Now you see him, now you don’t.

That’s been the case since Michael Pollock joined the board of commissioners for the Bainbridge Island Metropolitan Park & Recreation District as its newest member in January.

Pollock has missed more meetings than he has attended since the start of his term this year.

According to a review of the official minutes of commission meetings, Pollock has missed 11 of 21 park board meetings through November, including an intensive budget workshop as well as the meeting last month where commissioners approved the park district’s budgets for 2019.

His absences started his very first month as a park commissioner and have followed a predictable pattern; he attends the first meeting of the month, but always misses the second one, held every third Thursday.

Pollock said this week he has an ongoing commitment on the third Thursday of every month, and it can’t be changed.

He said that commitment was religious in nature, and declined to offer any other details.

“It’s a personal commitment,” he said.

Pollock was elected to a six-year term in November, unseating longtime incumbent Kirk Robinson for the Commissioner Position 5 on the board.

While he attended the first meeting in January, where he was sworn in, he missed the next meeting, one that included training on Washington state’s public access laws. (District records indicate he finished the required training online.)

At the next meeting in early February, he announced his conflict with the board’s meeting schedule. Pollock asked his fellow commissioners to change the second meeting date, but the board wasn’t willing.

“I didn’t realize there was so little flexibility,” Pollock said.

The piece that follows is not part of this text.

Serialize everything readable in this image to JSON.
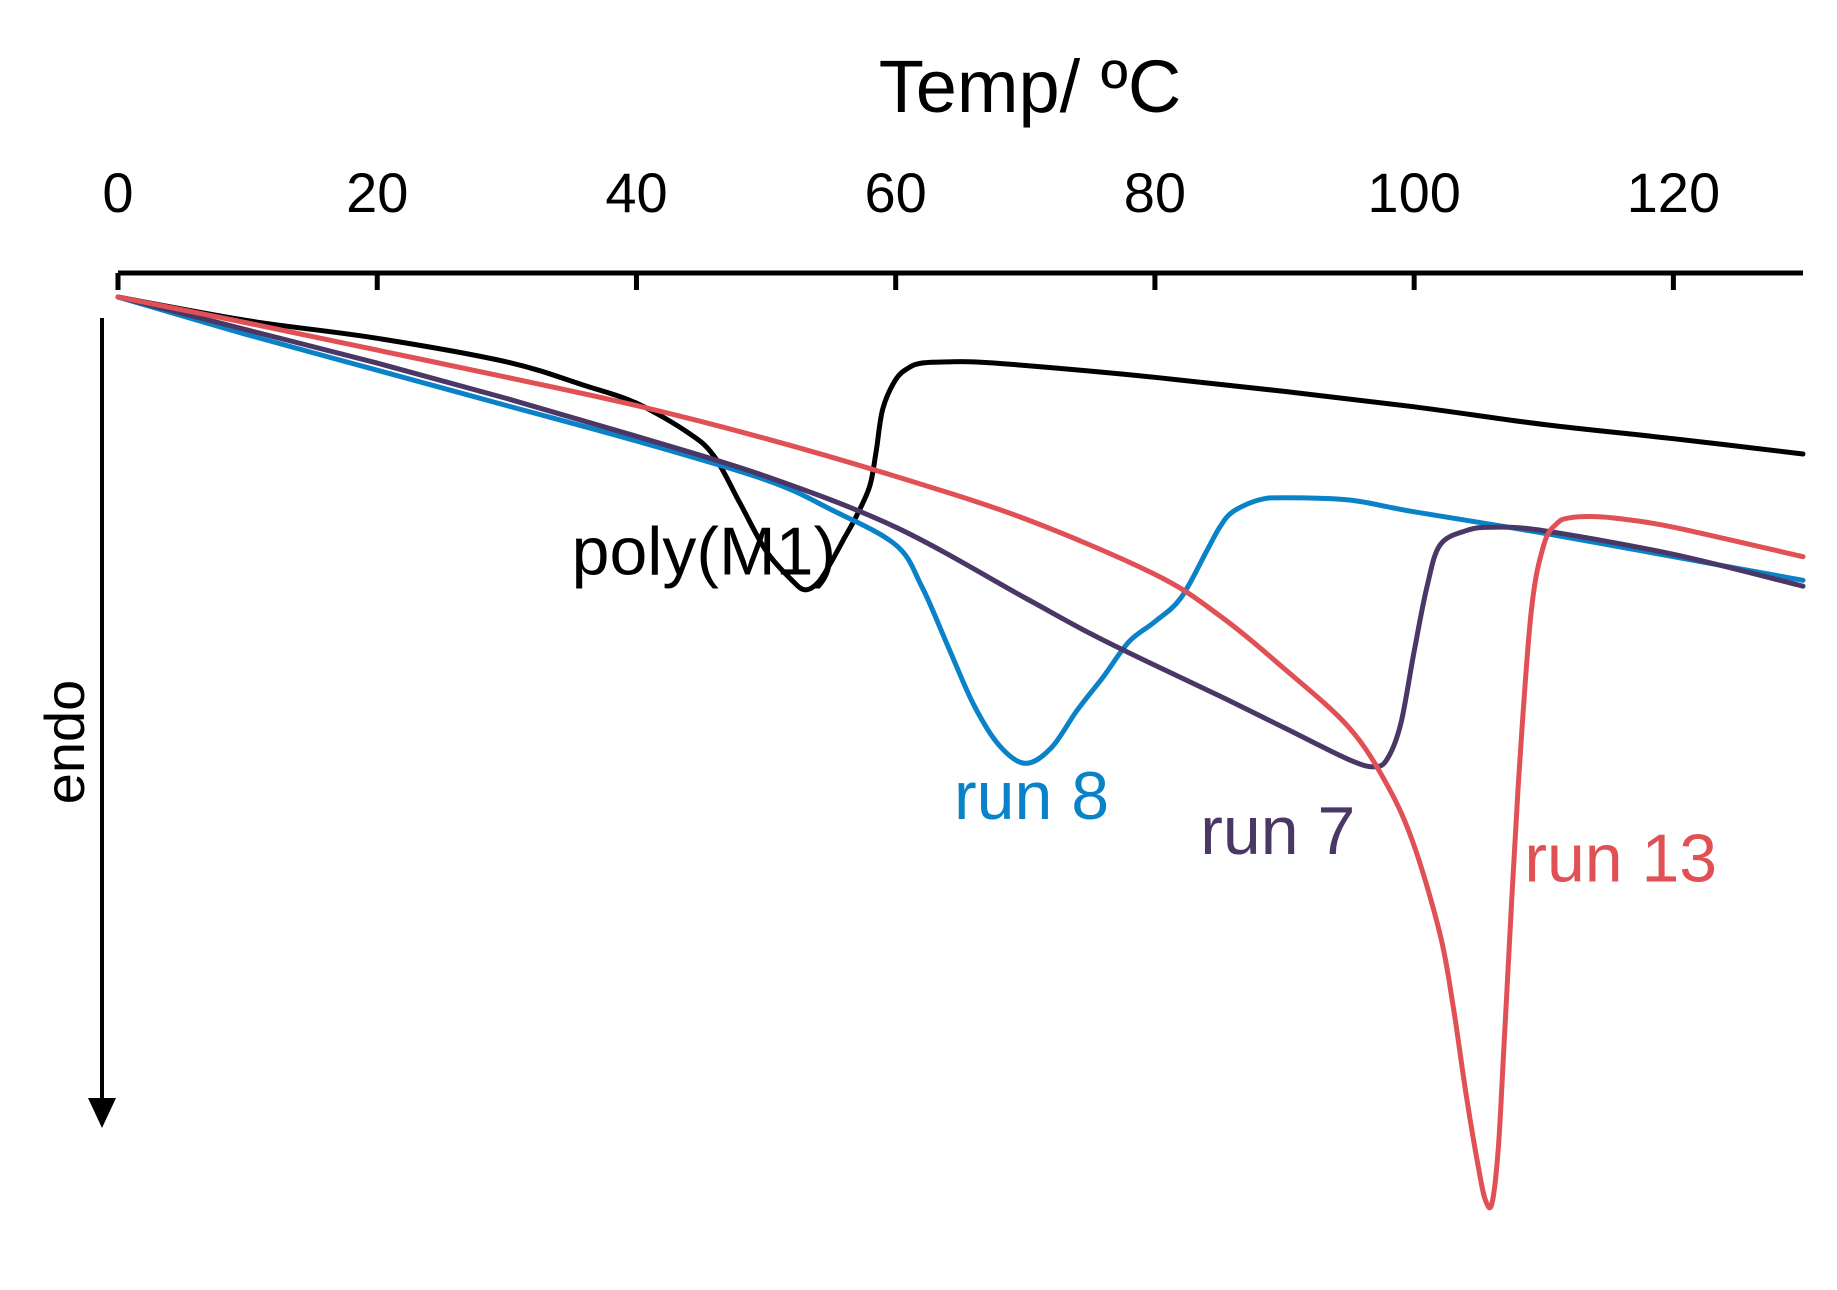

Pollock said he also suggested that the board meet just once a month. That idea also went nowhere.

“In my opinion, we could consolidate the meetings and we wouldn’t be missing much,” he said.

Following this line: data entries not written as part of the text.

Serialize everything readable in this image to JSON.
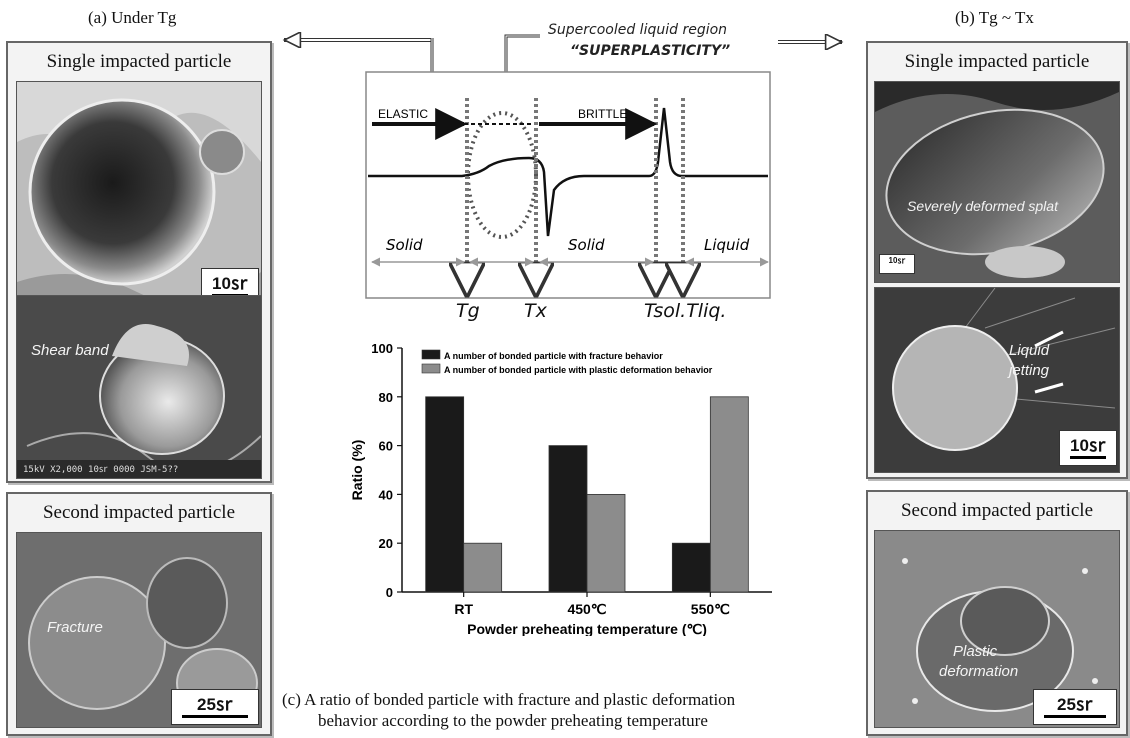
{
  "headers": {
    "left": "(a) Under Tg",
    "right": "(b) Tg ~ Tx",
    "center_line1": "Supercooled liquid region",
    "center_line2": "“SUPERPLASTICITY”"
  },
  "left_panels": {
    "single_title": "Single impacted particle",
    "single_scale": "10㏛",
    "shear_label": "Shear band",
    "sem_footer": "15kV  X2,000  10㏛  0000  JSM-5??",
    "second_title": "Second impacted particle",
    "fracture_label": "Fracture",
    "second_scale": "25㏛"
  },
  "right_panels": {
    "single_title": "Single impacted particle",
    "splat_label": "Severely deformed splat",
    "small_scale": "10㏛",
    "jetting_label_1": "Liquid",
    "jetting_label_2": "jetting",
    "jetting_scale": "10㏛",
    "second_title": "Second impacted particle",
    "plastic_label_1": "Plastic",
    "plastic_label_2": "deformation",
    "second_scale": "25㏛"
  },
  "dsc": {
    "elastic": "ELASTIC",
    "brittle": "BRITTLE",
    "solid1": "Solid",
    "solid2": "Solid",
    "liquid": "Liquid",
    "tg": "Tg",
    "tx": "Tx",
    "tsol": "Tsol.",
    "tliq": "Tliq."
  },
  "chart_data": {
    "type": "bar",
    "categories": [
      "RT",
      "450℃",
      "550℃"
    ],
    "series": [
      {
        "name": "A number of bonded particle with fracture behavior",
        "values": [
          80,
          60,
          20
        ],
        "color": "#1a1a1a"
      },
      {
        "name": "A number of bonded particle with plastic deformation behavior",
        "values": [
          20,
          40,
          80
        ],
        "color": "#8c8c8c"
      }
    ],
    "xlabel": "Powder preheating temperature (℃)",
    "ylabel": "Ratio (%)",
    "ylim": [
      0,
      100
    ],
    "yticks": [
      "0",
      "20",
      "40",
      "60",
      "80",
      "100"
    ],
    "legend": "top-left"
  },
  "caption": {
    "line1": "(c) A ratio of bonded particle with fracture and plastic deformation",
    "line2": "behavior according to the powder preheating temperature"
  }
}
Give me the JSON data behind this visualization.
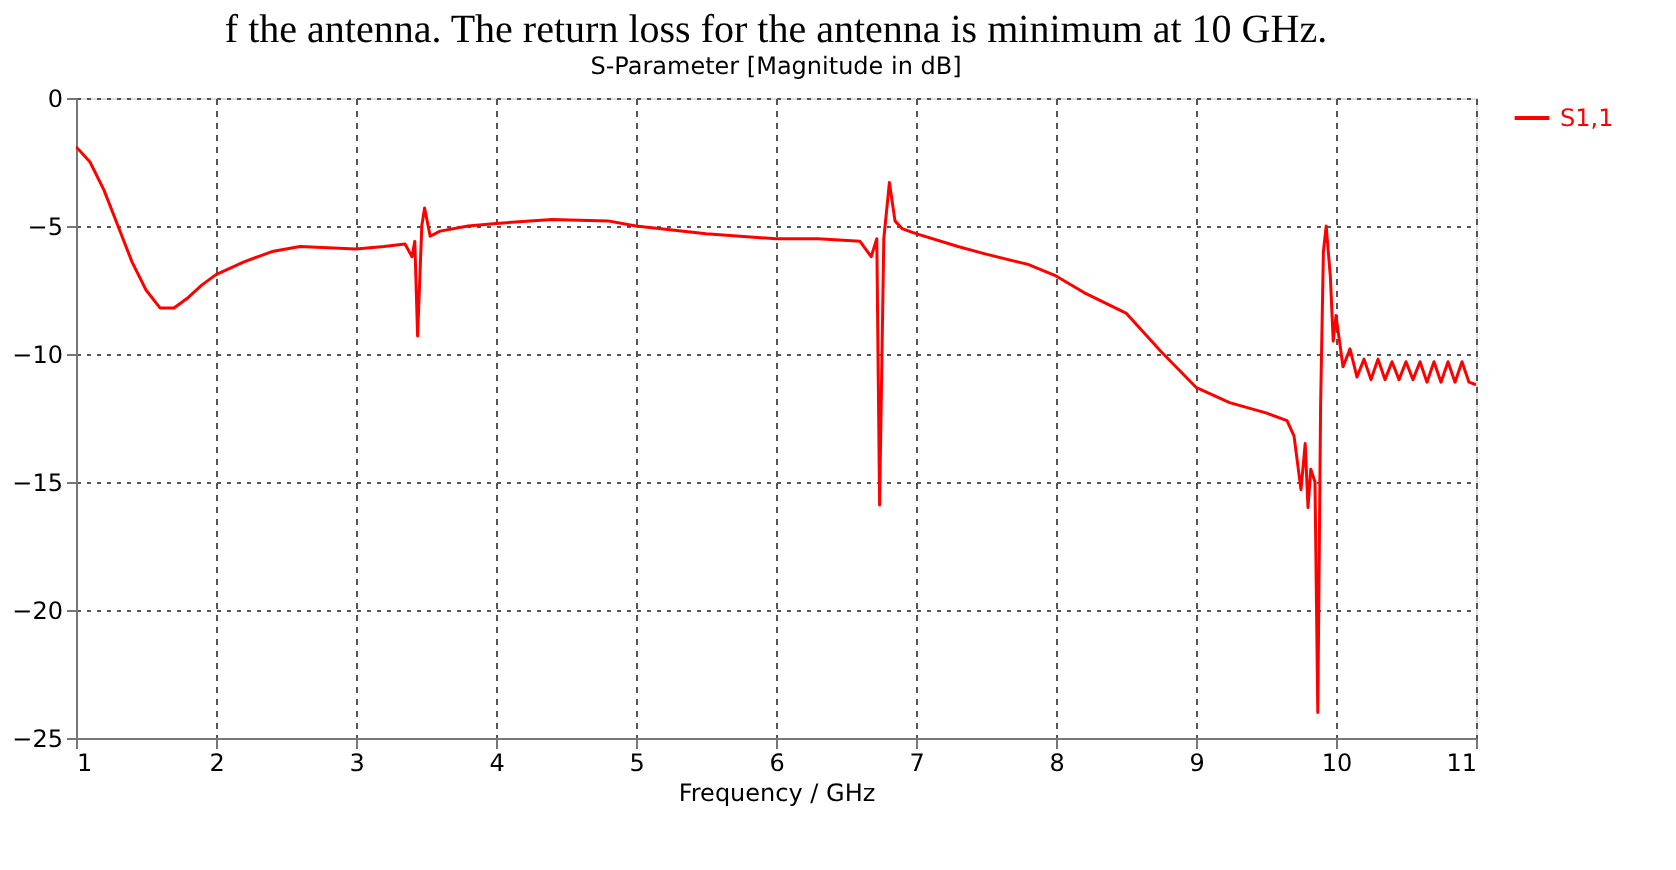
{
  "chart_data": {
    "type": "line",
    "title": "S-Parameter [Magnitude in dB]",
    "xlabel": "Frequency / GHz",
    "annotations": [
      "f the antenna. The return loss for the antenna is minimum at 10 GHz."
    ],
    "xlim": [
      1,
      11
    ],
    "xticks": [
      1,
      2,
      3,
      4,
      5,
      6,
      7,
      8,
      9,
      10,
      11
    ],
    "ylim": [
      -25,
      0
    ],
    "yticks": [
      -25,
      -20,
      -15,
      -10,
      -5,
      0
    ],
    "grid": true,
    "legend": "top right",
    "line_style": "solid",
    "marker": "none",
    "series": [
      {
        "name": "S1,1",
        "color": "#ff0000",
        "x": [
          1.0,
          1.1,
          1.2,
          1.3,
          1.4,
          1.5,
          1.6,
          1.7,
          1.8,
          1.9,
          2.0,
          2.2,
          2.4,
          2.6,
          2.8,
          3.0,
          3.2,
          3.35,
          3.4,
          3.42,
          3.44,
          3.47,
          3.49,
          3.53,
          3.6,
          3.8,
          4.0,
          4.4,
          4.8,
          5.0,
          5.5,
          6.0,
          6.3,
          6.6,
          6.68,
          6.72,
          6.74,
          6.77,
          6.81,
          6.85,
          6.9,
          7.0,
          7.3,
          7.5,
          7.8,
          8.0,
          8.2,
          8.5,
          8.75,
          9.0,
          9.24,
          9.5,
          9.65,
          9.7,
          9.75,
          9.78,
          9.8,
          9.82,
          9.85,
          9.87,
          9.89,
          9.91,
          9.93,
          9.96,
          9.98,
          10.0,
          10.05,
          10.1,
          10.15,
          10.2,
          10.25,
          10.3,
          10.35,
          10.4,
          10.45,
          10.5,
          10.55,
          10.6,
          10.65,
          10.7,
          10.75,
          10.8,
          10.85,
          10.9,
          10.95,
          11.0
        ],
        "values": [
          -1.9,
          -2.5,
          -3.6,
          -5.0,
          -6.4,
          -7.5,
          -8.2,
          -8.2,
          -7.8,
          -7.3,
          -6.9,
          -6.4,
          -6.0,
          -5.8,
          -5.85,
          -5.9,
          -5.8,
          -5.7,
          -6.2,
          -5.6,
          -9.3,
          -5.0,
          -4.3,
          -5.4,
          -5.2,
          -5.0,
          -4.9,
          -4.75,
          -4.8,
          -5.0,
          -5.3,
          -5.5,
          -5.5,
          -5.6,
          -6.2,
          -5.5,
          -15.9,
          -5.5,
          -3.3,
          -4.8,
          -5.1,
          -5.3,
          -5.8,
          -6.1,
          -6.5,
          -6.95,
          -7.6,
          -8.4,
          -9.9,
          -11.3,
          -11.9,
          -12.3,
          -12.6,
          -13.2,
          -15.3,
          -13.5,
          -16.0,
          -14.5,
          -15.0,
          -24.0,
          -12.0,
          -6.0,
          -5.0,
          -7.0,
          -9.5,
          -8.5,
          -10.5,
          -9.8,
          -10.9,
          -10.2,
          -11.0,
          -10.2,
          -11.0,
          -10.3,
          -11.0,
          -10.3,
          -11.0,
          -10.3,
          -11.1,
          -10.3,
          -11.1,
          -10.3,
          -11.1,
          -10.3,
          -11.1,
          -11.2
        ]
      }
    ]
  }
}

After skipping the late March meeting, and the late April meeting, records show, Pollock returned to the board for the first meeting in May and asked commissioners to consider moving the park board’s meeting from the district’s headquarters hub at Strawberry Hill Center to Bainbridge Island City Hall, and also asked that the meetings be taped and shown on television.

Commissioners objected to changing the longtime location for its meeting, and noted the disruption it would cause to staff to move everyone down to city hall for meetings, as well as the confusion it would cause the public, which often mistakes the park district as a part of municipal government. Others questioned the cost of filming meetings and said it wasn’t necessary.

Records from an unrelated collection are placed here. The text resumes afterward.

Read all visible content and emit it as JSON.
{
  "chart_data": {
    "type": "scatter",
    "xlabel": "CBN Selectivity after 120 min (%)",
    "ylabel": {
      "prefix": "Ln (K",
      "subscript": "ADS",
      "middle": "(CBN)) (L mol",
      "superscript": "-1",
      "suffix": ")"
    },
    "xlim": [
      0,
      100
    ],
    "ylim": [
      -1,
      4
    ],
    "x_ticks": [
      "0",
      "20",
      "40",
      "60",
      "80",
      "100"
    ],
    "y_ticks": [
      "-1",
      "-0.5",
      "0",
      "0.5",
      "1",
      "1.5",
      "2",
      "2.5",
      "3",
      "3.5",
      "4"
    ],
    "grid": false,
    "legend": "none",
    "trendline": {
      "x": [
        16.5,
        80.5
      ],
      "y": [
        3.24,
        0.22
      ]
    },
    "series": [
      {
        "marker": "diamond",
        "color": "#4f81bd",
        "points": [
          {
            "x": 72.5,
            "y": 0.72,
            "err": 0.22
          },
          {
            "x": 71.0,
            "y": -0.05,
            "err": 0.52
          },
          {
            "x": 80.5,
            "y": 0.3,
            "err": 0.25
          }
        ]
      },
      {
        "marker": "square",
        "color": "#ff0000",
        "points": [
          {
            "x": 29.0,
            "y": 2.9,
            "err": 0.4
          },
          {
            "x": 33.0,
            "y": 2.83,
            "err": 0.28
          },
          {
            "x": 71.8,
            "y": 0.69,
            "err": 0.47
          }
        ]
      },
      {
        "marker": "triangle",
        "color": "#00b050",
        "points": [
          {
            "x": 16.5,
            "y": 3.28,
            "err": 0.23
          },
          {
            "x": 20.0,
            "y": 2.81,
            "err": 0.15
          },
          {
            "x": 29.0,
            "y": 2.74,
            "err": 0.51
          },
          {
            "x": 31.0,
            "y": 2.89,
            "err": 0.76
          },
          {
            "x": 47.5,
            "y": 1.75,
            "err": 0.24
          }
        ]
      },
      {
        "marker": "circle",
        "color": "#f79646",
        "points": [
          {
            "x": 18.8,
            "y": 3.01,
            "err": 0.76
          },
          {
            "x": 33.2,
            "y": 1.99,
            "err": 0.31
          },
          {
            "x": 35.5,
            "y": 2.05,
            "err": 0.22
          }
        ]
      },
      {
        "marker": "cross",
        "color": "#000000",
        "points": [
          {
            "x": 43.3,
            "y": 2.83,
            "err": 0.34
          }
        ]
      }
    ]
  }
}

Pollock said everything that he has brought up as a solution, or a partial solution, was “rejected almost out of hand” by his fellow board members.

“That’s how it is. It’s 4 to 1. That’s how democracy works,” he said.

When asked if the missed meetings had impacted the quality of his public service, Pollock said he was giving “110 percent.”

And when reminded that the board meetings give residents the unique chance of addressing the park board as a whole, in public, Pollock downplayed the public’s interest in the meetings.

“Honestly, the attendance at these meetings is pretty minimal,” he said. “It’s not like we’re getting a big stand-up crowd every night.”

“I don’t think attending the meetings, per se, is really as much as an issue as keeping the pace with the issues,” Pollock said, and added that he has spent a significant amount of time researching specific topics that have come before the board.

He also noted that he’s kept up by using social media, having one-on-one conversations with islanders, or small group sessions, and talking with park staff and his fellow commissioners.

Pollock is not a newcomer to serving as an elected official. He was a Bainbridge councilman from 1999 to 2003.

He said his outside commitment for the third Thursday of every month predates his joining the parks board. It didn’t come up during the campaign, he said, because he figured he could get the second meeting date changed.

Pollock said he expects to continue missing the second meeting of each month through the rest of his term.

“Any other day or another time on most days, I would be able to attend,” he said.